A prática da visita dos sacerdotes aos doentes para lhes anunciar a palavra de Deus, impor as mãos, fazer oração e os ungir com o óleo santo – que é azeite benzido – já vem desde o tempo dos Apóstolos. Na Carta de S. Tiago, recomenda-se: «Está alguém entre vós doente? Chame os presbíteros da Igreja, e estes façam oração sobre ele, ungindo-o com óleo, em nome do Senhor. E a oração da fé salvará o enfermo, e o Senhor o levantará; e, se houver cometido pecados, ser-lhe-ão perdoados» (5, 14-15). Diz anda o Papa: “Jesus ensinou aos seus discípulos a ter a sua mesma predileção pelos doentes e pelos sofredores e transmitiu-lhes a capacidade e a tarefa de continuar a conceder, em seu nome e segundo o seu coração, alívio e paz, através da graça especial deste Sacramento. Mas isto não nos deve fazer cair na busca obstinada do milagre ou na presunção de poder obter sempre e apesar de tudo a cura.”
Quais os efeitos do Sacramento e onde se celebra?
Muitos padres e eu próprio somos testemunhas de melhoras físicas e espirituais que com frequência os doentes experimentam pela graça própria do Sacramento da Santa Unção.

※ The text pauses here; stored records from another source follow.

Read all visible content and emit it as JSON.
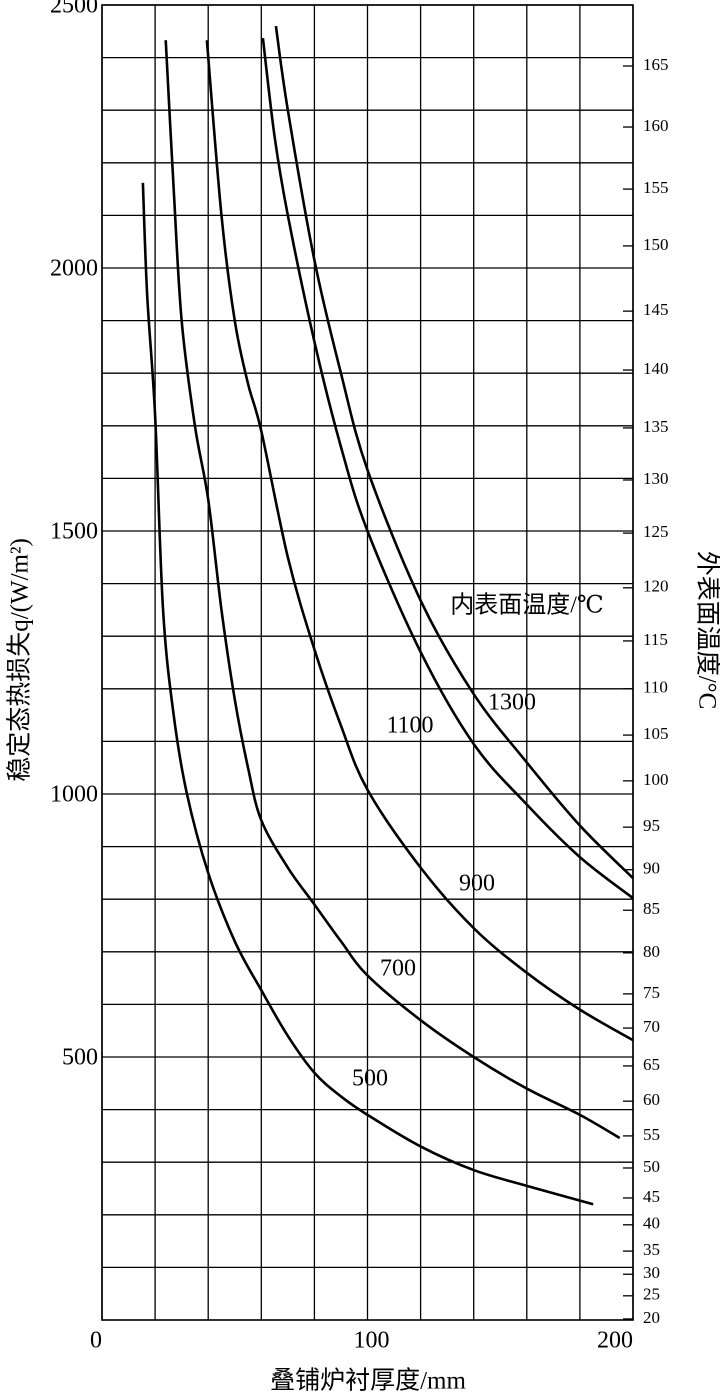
{
  "chart_data": {
    "type": "line",
    "xlabel": "叠铺炉衬厚度/mm",
    "ylabel": "稳定态热损失q/(W/m²)",
    "y2label": "外表面温度/°C",
    "annotation": "内表面温度/℃",
    "xlim": [
      0,
      200
    ],
    "xticks": [
      0,
      100,
      200
    ],
    "xminorticks": [
      20,
      40,
      60,
      80,
      120,
      140,
      160,
      180
    ],
    "ylim": [
      0,
      2500
    ],
    "yticks": [
      500,
      1000,
      1500,
      2000,
      2500
    ],
    "yminorticks": [
      100,
      200,
      300,
      400,
      600,
      700,
      800,
      900,
      1100,
      1200,
      1300,
      1400,
      1600,
      1700,
      1800,
      1900,
      2100,
      2200,
      2300,
      2400
    ],
    "y2ticks": [
      165,
      160,
      155,
      150,
      145,
      140,
      135,
      130,
      125,
      120,
      115,
      110,
      105,
      100,
      95,
      90,
      85,
      80,
      75,
      70,
      65,
      60,
      55,
      50,
      45,
      40,
      35,
      30,
      25,
      20
    ],
    "y2tick_positions": [
      2384,
      2268,
      2150,
      2042,
      1918,
      1806,
      1696,
      1597,
      1496,
      1392,
      1291,
      1200,
      1112,
      1025,
      937,
      856,
      779,
      698,
      620,
      555,
      483,
      416,
      350,
      289,
      232,
      181,
      131,
      87,
      46,
      2
    ],
    "grid": true,
    "series": [
      {
        "name": "500",
        "color": "#000000",
        "x": [
          15.4,
          17,
          20,
          23,
          27,
          32,
          40,
          50,
          60,
          70,
          80,
          90,
          100,
          120,
          140,
          160,
          185
        ],
        "values": [
          2162,
          1950,
          1720,
          1350,
          1150,
          1000,
          850,
          720,
          627,
          540,
          470,
          425,
          390,
          330,
          285,
          255,
          220
        ]
      },
      {
        "name": "700",
        "color": "#000000",
        "x": [
          24,
          27,
          30,
          35,
          40,
          45,
          50,
          55,
          60,
          70,
          80,
          90,
          100,
          120,
          140,
          160,
          180,
          195
        ],
        "values": [
          2433,
          2150,
          1900,
          1700,
          1560,
          1350,
          1180,
          1050,
          950,
          860,
          790,
          720,
          655,
          570,
          500,
          440,
          390,
          346
        ]
      },
      {
        "name": "900",
        "color": "#000000",
        "x": [
          39.5,
          45,
          50,
          55,
          60,
          70,
          80,
          90,
          100,
          120,
          140,
          160,
          180,
          200
        ],
        "values": [
          2433,
          2100,
          1900,
          1780,
          1690,
          1450,
          1275,
          1130,
          1008,
          860,
          745,
          660,
          590,
          532
        ]
      },
      {
        "name": "1100",
        "color": "#000000",
        "x": [
          60.6,
          65,
          70,
          80,
          90,
          100,
          120,
          140,
          160,
          180,
          200
        ],
        "values": [
          2437,
          2250,
          2100,
          1860,
          1660,
          1500,
          1270,
          1095,
          980,
          880,
          802
        ]
      },
      {
        "name": "1300",
        "color": "#000000",
        "x": [
          65.5,
          70,
          80,
          90,
          100,
          120,
          140,
          160,
          180,
          200
        ],
        "values": [
          2460,
          2300,
          2015,
          1800,
          1616,
          1368,
          1190,
          1060,
          940,
          840
        ]
      }
    ]
  }
}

Uma senhora confirma: “Sou testemunha disso, durante os meus 38 anos profissionais. Quantos aguardavam que chegasse o sacerdote com a Unção dos Enfermos para partirem para o Pai, outros melhoraram, saíram e continuaram as suas vidas”. Às vezes, uma inesperada recuperação da saúde leva familiares e mesmo profissionais da saúde a pensarem que pode ter acontecido um milagre.

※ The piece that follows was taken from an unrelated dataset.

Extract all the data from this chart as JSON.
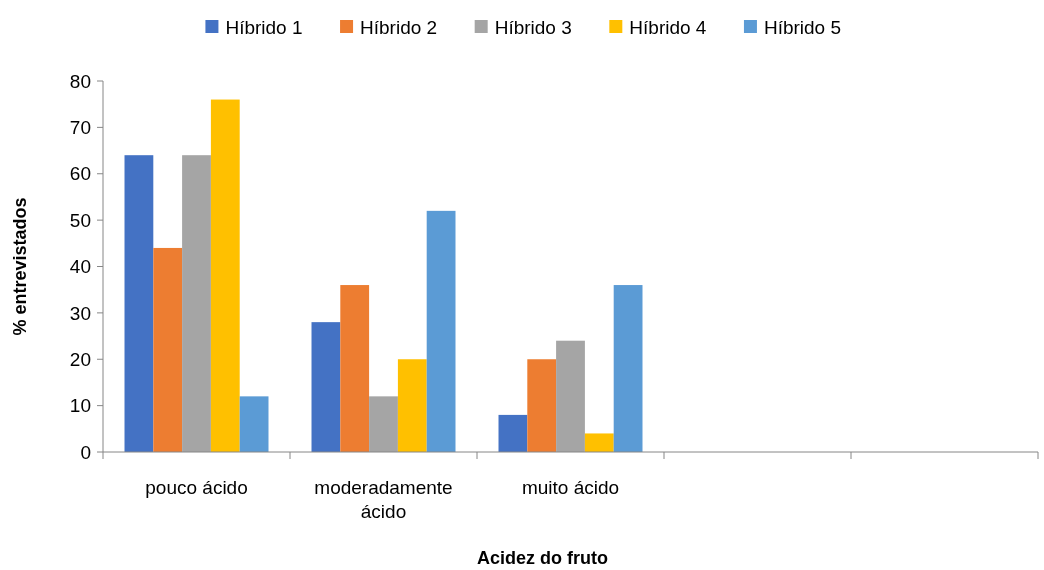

A Unção dos Doentes pode, portanto, ajudá-los a recuperar, dar força espiritual e confiança, que contribuem para uma evolução positiva na saúde, tranquilizar e suscitar paz interior. E também prepara para a morte, quando esta acontece, levando o doente a aceitá-la na fé e na esperança na vida eterna.
Este Sacramento pode ser pedido pelo próprio doente, por familiares, profissionais de saúde ou pessoas amigas. Deve ser sempre apresentado de forma positiva como ajuda espiritual e presença de Jesus junto do doente, como o fazia na Palestina. Pode receber-se no hospital, no lar de idosos, no centro de cuidados paliativos, na própria casa, ou na igreja. Não é preciso estar à beira da morte, basta que se esteja numa doença grave ou que se vá submeter a uma operação de grande risco. Pode receber-se mais do que uma vez na vida e até na mesma doença, especialmente se houve agravamento do próprio estado.
Portanto, não tenhamos medo de falar deste Sacramento aos doentes e de o pedir para nós próprios, quando estivermos em situação de necessidade da graça divina que ele nos dá. E nós, pastores, com outros fiéis, pensemos e discirnamos como melhorar e renovar a pastoral deste sacramento, envolvendo a comunidade na sua celebração.